Manitoba could net more than $1 billion a year by piping water from northern Manitoba and selling it the United States by diverting just 1% of the renewable fresh water flow into Hudson Bay.
The Doer government thinks we should not. It has even passed legislation prohibiting water exports.
The law, however, does not mean that Manitobans can’t think for themselves. We should at least consider the issue and what is best for the future of our children, particularly if we want them to stay here.
If the future of Manitoba were the fuel indicator on a dashboard, it would be blinking and buzzing. We depend on the generosity of other provinces for more than one-third of our provincial budget. Over the last decade, this has amounted to over $20 billion. And yet, where are we?
During the same period, the number of people living below the poverty line has increased, crime has increased, our health care has deteriorated and our universities are crumbling like oatmeal cookies. An objective outsider might say: “Have you tried anything else? Have you questioned the notion that fresh water is priceless?”
Consider that more than 7,000 desalination plants throughout the world are creating fresh water through a process called reverse osmosis. In 2006, Tampa, Florida, became the first major U.S. city to adopt desalination as a major source of fresh water. This facility, which depends on electricity from a coal-fired plant, provides 10 per cent of the area’s water at a 30-year estimated cost of 6.6 cents per cubic metre (about 264 gallons).
Yes, this is expensive when compared to ground water at five to 10 cents per cubic metre, but it will not cripple an economy. (In fact, when looking at the large City of Winnipeg surcharge on water bills, one can be forgiven for thinking we should have gone with desalination.)
So given the Floridians are already indicating what the “market” price of fresh water is, imagine how Manitoba might deliver that water to them.
Imagine a pipeline from the water’s edge of Hudson Bay to the U.S. border. If the fresh water were diverted just prior to entering Hudson Bay, Manitoba’s ecology would be unaffected.
The project would require an insulated, underground-pressurized line extending 630 miles down the eastern (not western) side of the province. An almost perfect template for the scope of this proposed construction is the California Water Project, which moves five-billion cubic metres of fresh water along a 621-mile aqueduct from the mountains in the north to San Diego in the south.
The proposed Manitoba project would require a 30-foot wide conduit or its equivalent in smaller pipes and a flow of eight cubic feet per second. A pumping station every 50 miles would lift the water from sea level to 750 feet at the U.S. border.

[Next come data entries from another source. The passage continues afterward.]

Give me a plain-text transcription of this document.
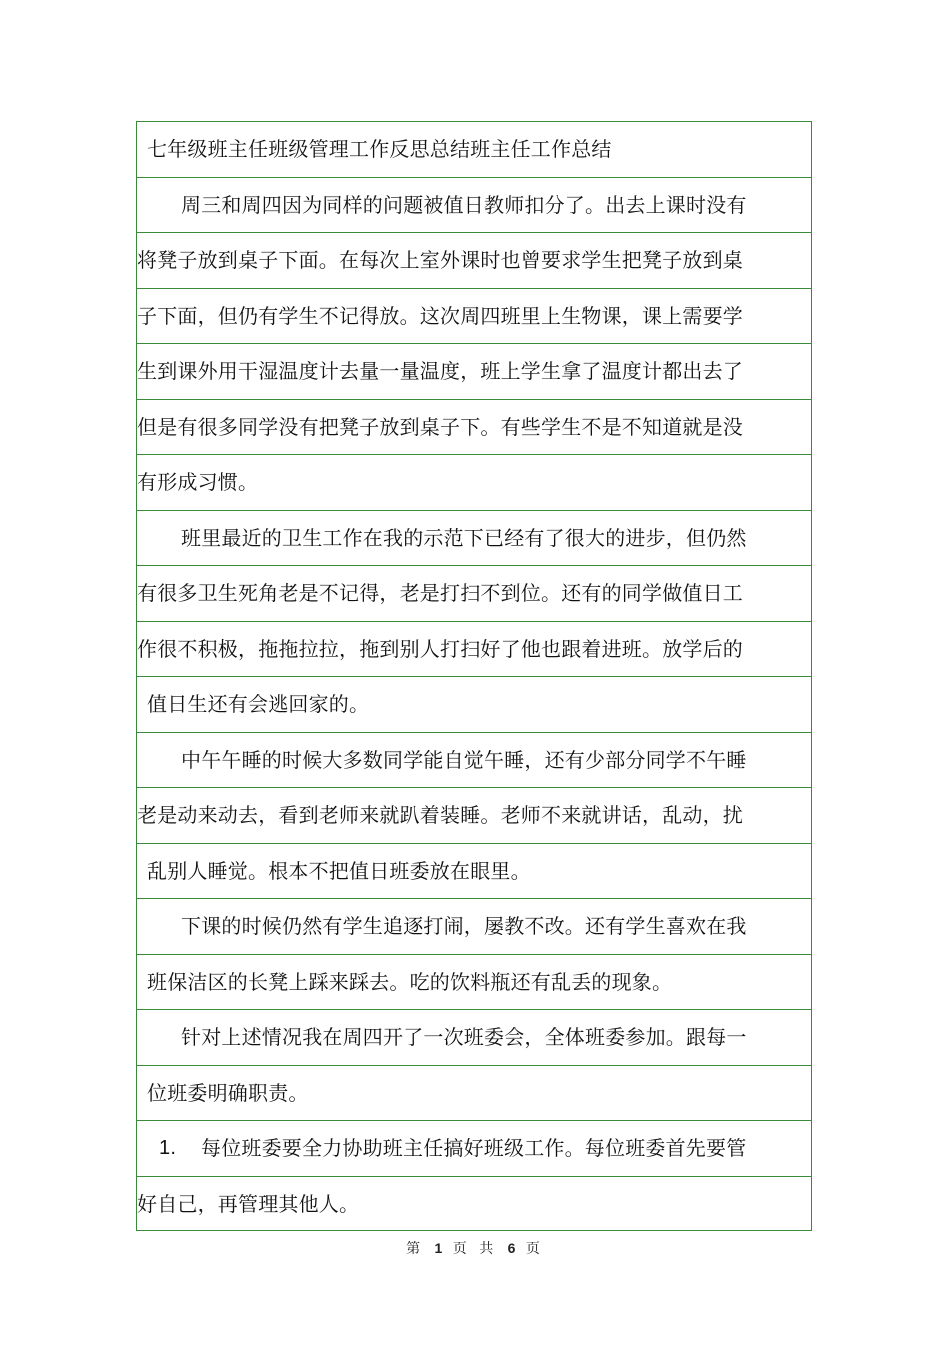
七年级班主任班级管理工作反思总结班主任工作总结
周三和周四因为同样的问题被值日教师扣分了。出去上课时没有
将凳子放到桌子下面。在每次上室外课时也曾要求学生把凳子放到桌
子下面，但仍有学生不记得放。这次周四班里上生物课，课上需要学
生到课外用干湿温度计去量一量温度，班上学生拿了温度计都出去了
但是有很多同学没有把凳子放到桌子下。有些学生不是不知道就是没
有形成习惯。
班里最近的卫生工作在我的示范下已经有了很大的进步，但仍然
有很多卫生死角老是不记得，老是打扫不到位。还有的同学做值日工
作很不积极，拖拖拉拉，拖到别人打扫好了他也跟着进班。放学后的
值日生还有会逃回家的。
中午午睡的时候大多数同学能自觉午睡，还有少部分同学不午睡
老是动来动去，看到老师来就趴着装睡。老师不来就讲话，乱动，扰
乱别人睡觉。根本不把值日班委放在眼里。
下课的时候仍然有学生追逐打闹，屡教不改。还有学生喜欢在我
班保洁区的长凳上踩来踩去。吃的饮料瓶还有乱丢的现象。
针对上述情况我在周四开了一次班委会，全体班委参加。跟每一
位班委明确职责。
1.	每位班委要全力协助班主任搞好班级工作。每位班委首先要管
好自己，再管理其他人。
第 1 页 共 6 页
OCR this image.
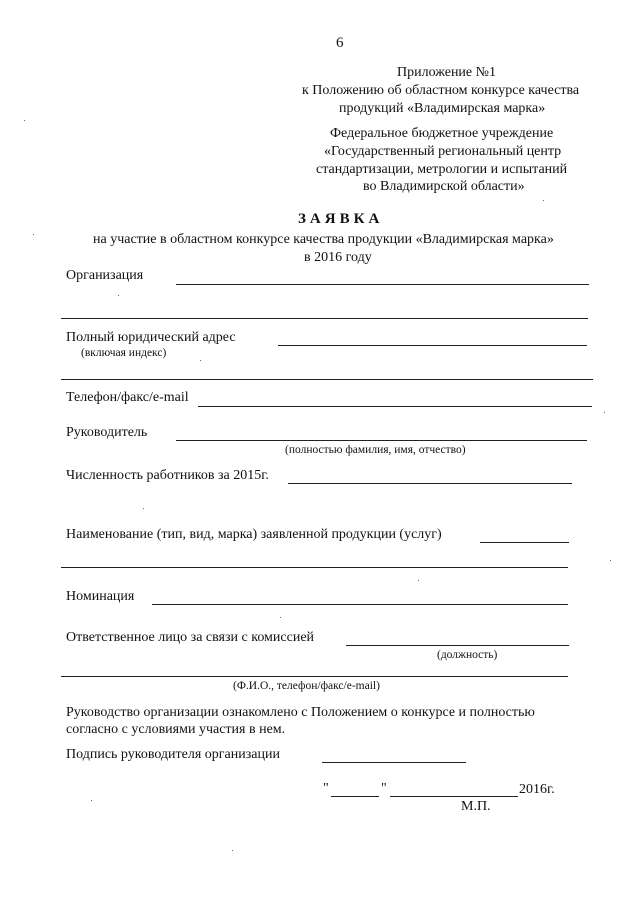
6
Приложение №1
к Положению об областном конкурсе качества
продукций «Владимирская марка»
Федеральное бюджетное учреждение
«Государственный региональный центр
стандартизации, метрологии и испытаний
во Владимирской области»
ЗАЯВКА
на участие в областном конкурсе качества продукции «Владимирская марка»
в 2016 году
Организация
Полный юридический адрес
(включая индекс)
Телефон/факс/e-mail
Руководитель
(полностью фамилия, имя, отчество)
Численность работников за 2015г.
Наименование (тип, вид, марка) заявленной продукции (услуг)
Номинация
Ответственное лицо за связи с комиссией
(должность)
(Ф.И.О., телефон/факс/e-mail)
Руководство организации ознакомлено с Положением о конкурсе и полностью
согласно с условиями участия в нем.
Подпись руководителя организации
"	"	2016г.
М.П.
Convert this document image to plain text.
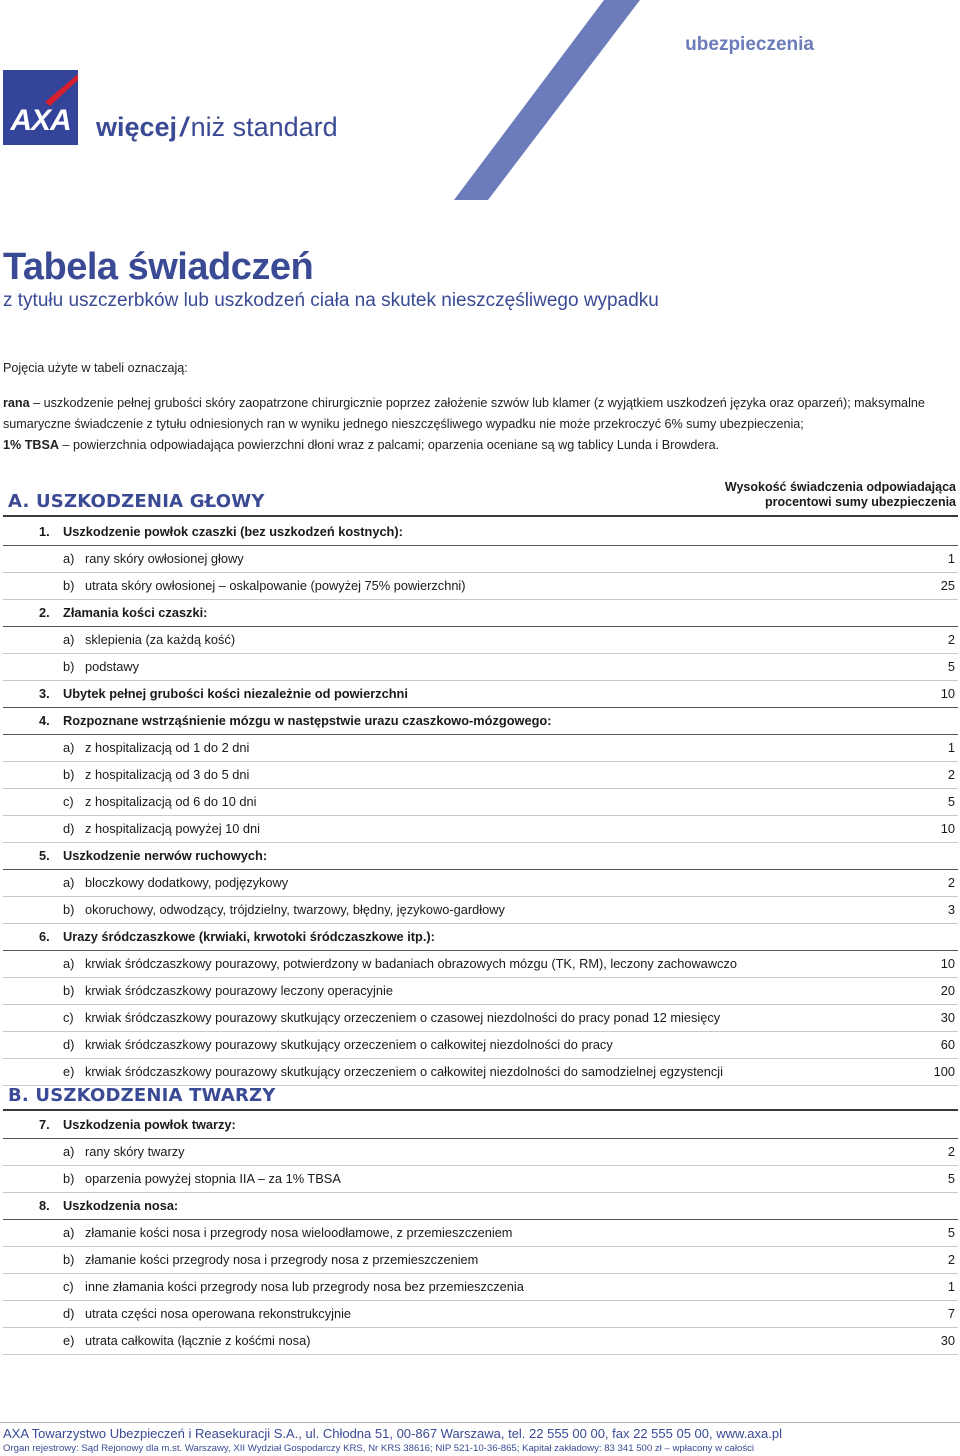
ubezpieczenia
AXA więcej / niż standard
Tabela świadczeń
z tytułu uszczerbków lub uszkodzeń ciała na skutek nieszczęśliwego wypadku

Pojęcia użyte w tabeli oznaczają:

rana – uszkodzenie pełnej grubości skóry zaopatrzone chirurgicznie poprzez założenie szwów lub klamer (z wyjątkiem uszkodzeń języka oraz oparzeń); maksymalne sumaryczne świadczenie z tytułu odniesionych ran w wyniku jednego nieszczęśliwego wypadku nie może przekroczyć 6% sumy ubezpieczenia;

1% TBSA – powierzchnia odpowiadająca powierzchni dłoni wraz z palcami; oparzenia oceniane są wg tablicy Lunda i Browdera.

A. USZKODZENIA GŁOWY
Wysokość świadczenia odpowiadająca
procentowi sumy ubezpieczenia
1. Uszkodzenie powłok czaszki (bez uszkodzeń kostnych):
a) rany skóry owłosionej głowy	1
b) utrata skóry owłosionej – oskalpowanie (powyżej 75% powierzchni)	25
2. Złamania kości czaszki:
a) sklepienia (za każdą kość)	2
b) podstawy	5
3. Ubytek pełnej grubości kości niezależnie od powierzchni	10
4. Rozpoznane wstrząśnienie mózgu w następstwie urazu czaszkowo-mózgowego:
a) z hospitalizacją od 1 do 2 dni	1
b) z hospitalizacją od 3 do 5 dni	2
c) z hospitalizacją od 6 do 10 dni	5
d) z hospitalizacją powyżej 10 dni	10
5. Uszkodzenie nerwów ruchowych:
a) bloczkowy dodatkowy, podjęzykowy	2
b) okoruchowy, odwodzący, trójdzielny, twarzowy, błędny, językowo-gardłowy	3
6. Urazy śródczaszkowe (krwiaki, krwotoki śródczaszkowe itp.):
a) krwiak śródczaszkowy pourazowy, potwierdzony w badaniach obrazowych mózgu (TK, RM), leczony zachowawczo	10
b) krwiak śródczaszkowy pourazowy leczony operacyjnie	20
c) krwiak śródczaszkowy pourazowy skutkujący orzeczeniem o czasowej niezdolności do pracy ponad 12 miesięcy	30
d) krwiak śródczaszkowy pourazowy skutkujący orzeczeniem o całkowitej niezdolności do pracy	60
e) krwiak śródczaszkowy pourazowy skutkujący orzeczeniem o całkowitej niezdolności do samodzielnej egzystencji	100
B. USZKODZENIA TWARZY
7. Uszkodzenia powłok twarzy:
a) rany skóry twarzy	2
b) oparzenia powyżej stopnia IIA – za 1% TBSA	5
8. Uszkodzenia nosa:
a) złamanie kości nosa i przegrody nosa wieloodłamowe, z przemieszczeniem	5
b) złamanie kości przegrody nosa i przegrody nosa z przemieszczeniem	2
c) inne złamania kości przegrody nosa lub przegrody nosa bez przemieszczenia	1
d) utrata części nosa operowana rekonstrukcyjnie	7
e) utrata całkowita (łącznie z kośćmi nosa)	30
AXA Towarzystwo Ubezpieczeń i Reasekuracji S.A., ul. Chłodna 51, 00-867 Warszawa, tel. 22 555 00 00, fax 22 555 05 00, www.axa.pl
Organ rejestrowy: Sąd Rejonowy dla m.st. Warszawy, XII Wydział Gospodarczy KRS, Nr KRS 38616; NIP 521-10-36-865; Kapitał zakładowy: 83 341 500 zł – wpłacony w całości
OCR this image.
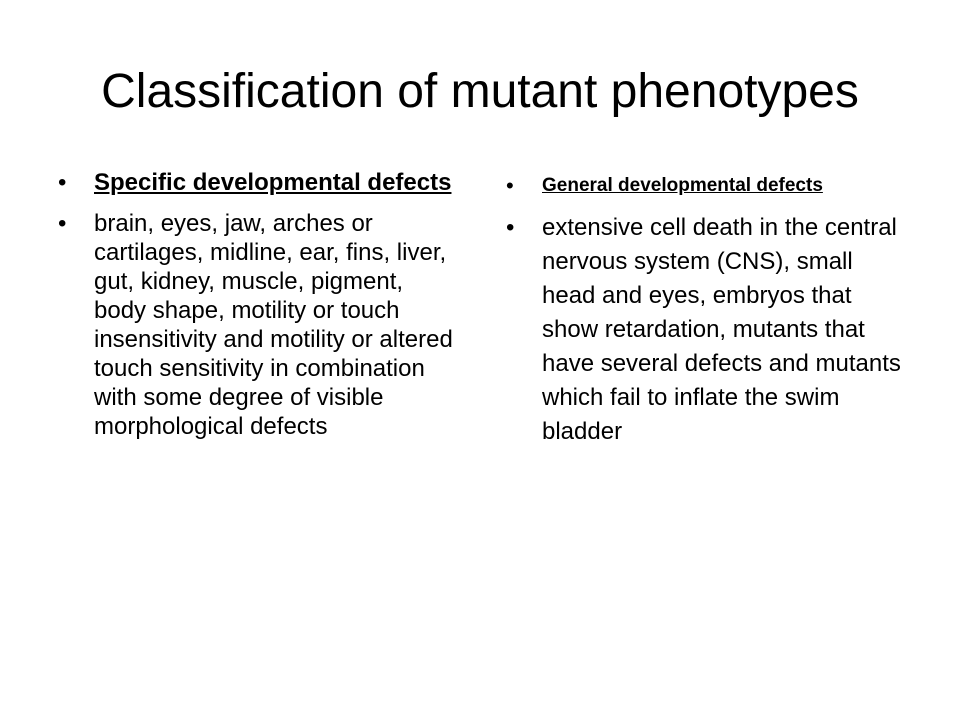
Classification of mutant phenotypes
• Specific developmental defects
• brain, eyes, jaw, arches or cartilages, midline, ear, fins, liver, gut, kidney, muscle, pigment, body shape, motility or touch insensitivity and motility or altered touch sensitivity in combination with some degree of visible morphological defects
• General developmental defects
• extensive cell death in the central nervous system (CNS), small head and eyes, embryos that show retardation, mutants that have several defects and mutants which fail to inflate the swim bladder
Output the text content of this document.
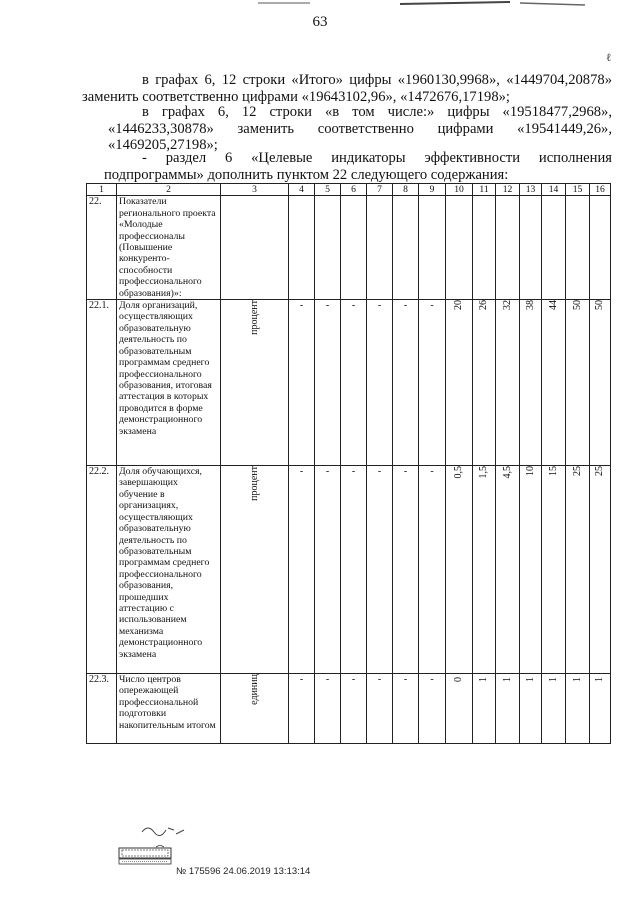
63
ℓ
в графах 6, 12 строки «Итого» цифры «1960130,9968», «1449704,20878»
заменить соответственно цифрами «19643102,96», «1472676,17198»;
в графах 6, 12 строки «в том числе:» цифры «19518477,2968»,
«1446233,30878» заменить соответственно цифрами «19541449,26»,
«1469205,27198»;
- раздел 6 «Целевые индикаторы эффективности исполнения
подпрограммы» дополнить пунктом 22 следующего содержания:
1	2	3	4	5	6	7	8	9	10	11	12	13	14	15	16
22.	Показатели регионального проекта «Молодые профессионалы (Повышение конкуренто-способности профессионального образования)»:														
22.1.	Доля организаций, осуществляющих образовательную деятельность по образовательным программам среднего профессионального образования, итоговая аттестация в которых проводится в форме демонстрационного экзамена	процент	-	-	-	-	-	-	20	26	32	38	44	50	50
22.2.	Доля обучающихся, завершающих обучение в организациях, осуществляющих образовательную деятельность по образовательным программам среднего профессионального образования, прошедших аттестацию с использованием механизма демонстрационного экзамена	процент	-	-	-	-	-	-	0,5	1,5	4,5	10	15	25	25
22.3.	Число центров опережающей профессиональной подготовки накопительным итогом	единиц	-	-	-	-	-	-	0	1	1	1	1	1	1
№ 175596 24.06.2019 13:13:14
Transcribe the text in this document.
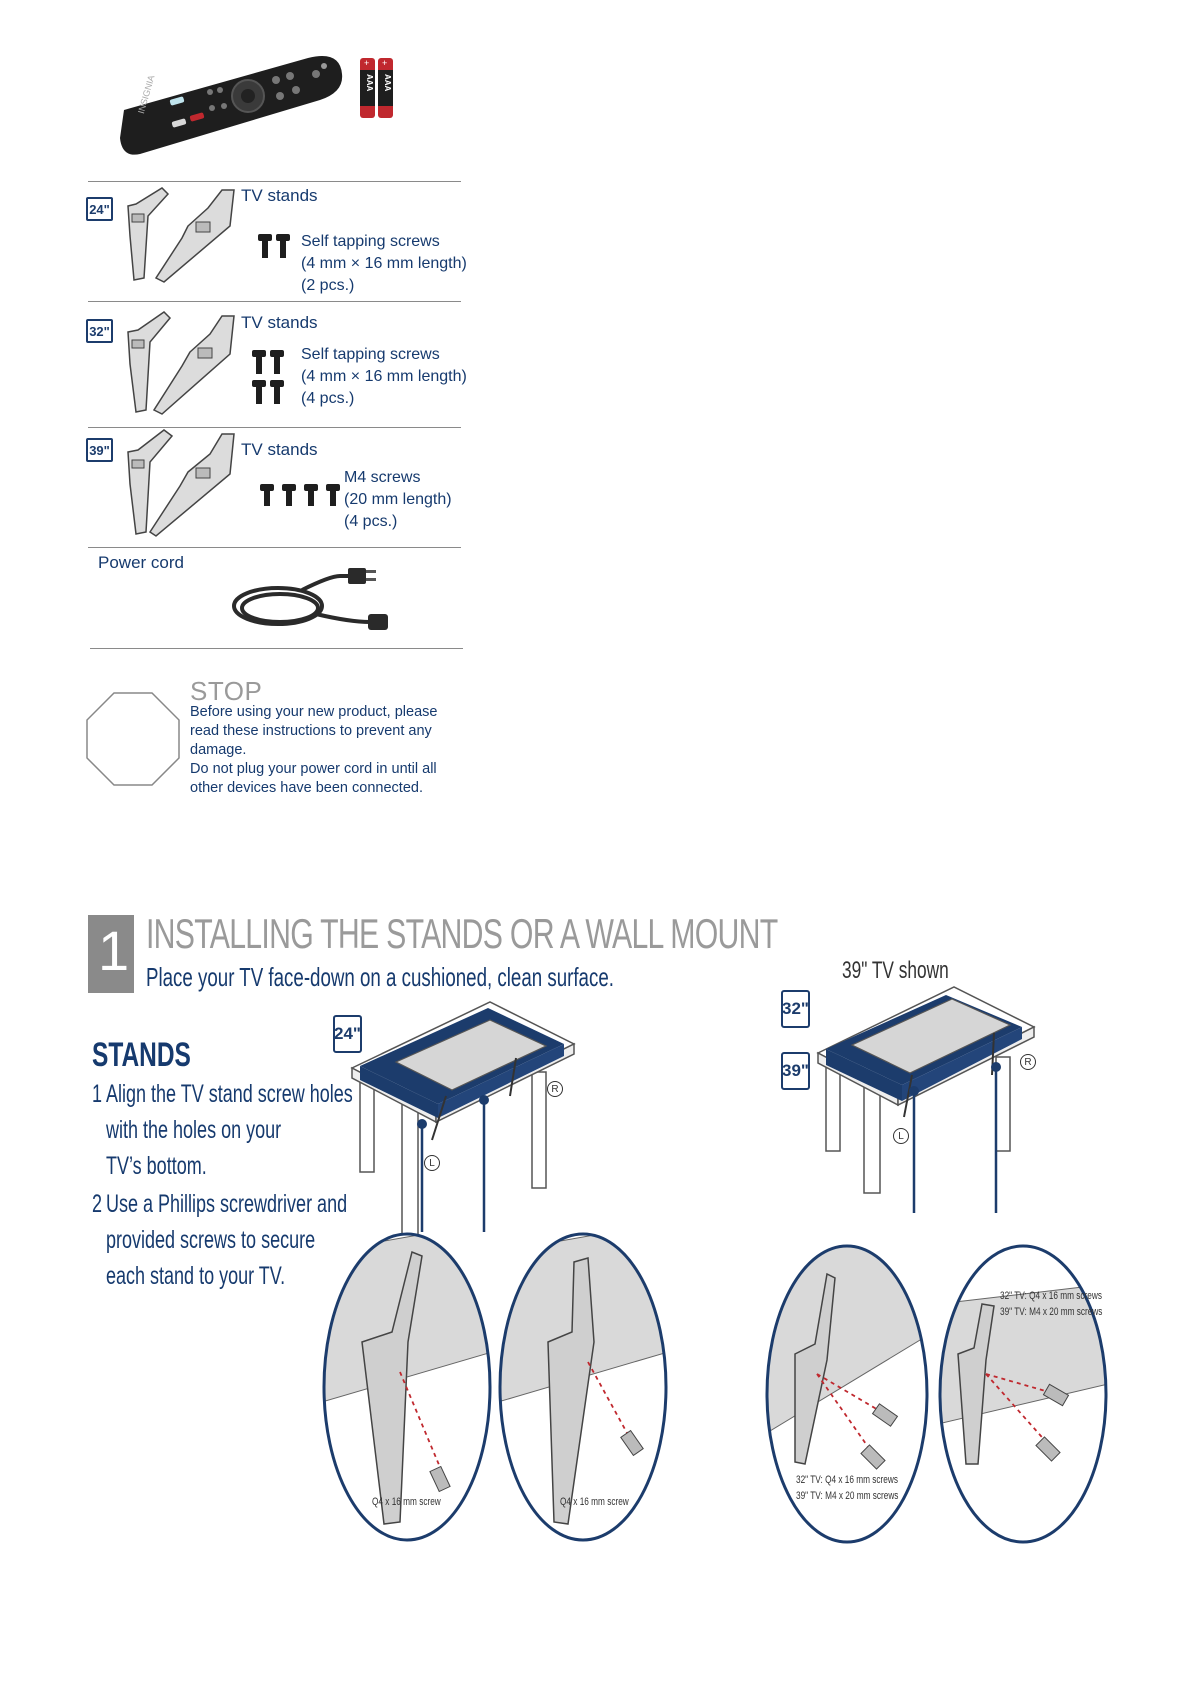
INSIGNIA
+ +
AAA AAA
24"
TV stands
Self tapping screws
(4 mm × 16 mm length)
(2 pcs.)
32"	TV stands
Self tapping screws
(4 mm × 16 mm length)
(4 pcs.)
39"	TV stands
M4 screws
(20 mm length)
(4 pcs.)
Power cord
STOP
Before using your new product, please
read these instructions to prevent any
damage.
Do not plug your power cord in until all
other devices have been connected.
1 INSTALLING THE STANDS OR A WALL MOUNT
Place your TV face-down on a cushioned, clean surface.
STANDS
1 Align the TV stand screw holes
with the holes on your
TV’s bottom.
2 Use a Phillips screwdriver and
provided screws to secure
each stand to your TV.
24"
L
R
Q4 x 16 mm screw	Q4 x 16 mm screw
39" TV shown
32"
39"
L
R
32" TV: Q4 x 16 mm screws
39" TV: M4 x 20 mm screws
32" TV: Q4 x 16 mm screws
39" TV: M4 x 20 mm screws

Construction cost would be about $22 billion ($35 million per mile) which at a carry of 3.375 per cent (U.S. Treasury Bond rate for 30 years) equals $1.166 billion.
Annual power needed to move the water would be 2,500 megawatts, supplied at off peak hours, at the industrial rate of 3.5 cents per kilowatt hour. This would enrich Hydro by $700 million without any investment by the utility. Maintenance and wages would add about $100 million for an annual total of $1.966 billion.
On the revenue side, based on the Tampa costs, we could realize $3.3-billion per year (0.66 x 5-billion cubic metres). Profit, if all costs were deducted, would be $1.334 billion. However, if the United States carried the cost of the project, as is usually the case for such strategic infrastructure, the profit would be an impressive $2.49 billion every year. It would be enough to easily wipe out Manitoba’s equalization hand out which was $2.06 billion in the most recent budget.
On a bigger scale, this new wealth would be sufficient to wipe out over two thirds of all federal transfers to Manitoba which come in at a whopping $3.61 billion this year.
Our best outcome might be to sell the water contract to a pension fund. The Canada Pension Fund is very active in this area, having acquired the London water utility in 2006. At an estimated capitalization rate of five per cent, the contract could be worth at least $26.6 billion in the first scenario to $49.8 billion in the second.
What could be better than a pipeline financed by the United States, owned by the Canada Pension Plan and an unending source of revenue that would be a bold, giant step towards ending Manitoba’s hanger-on status in the federation?
Daniel Klymchuk is a Research Associate at the Frontier Centre for Public Policy.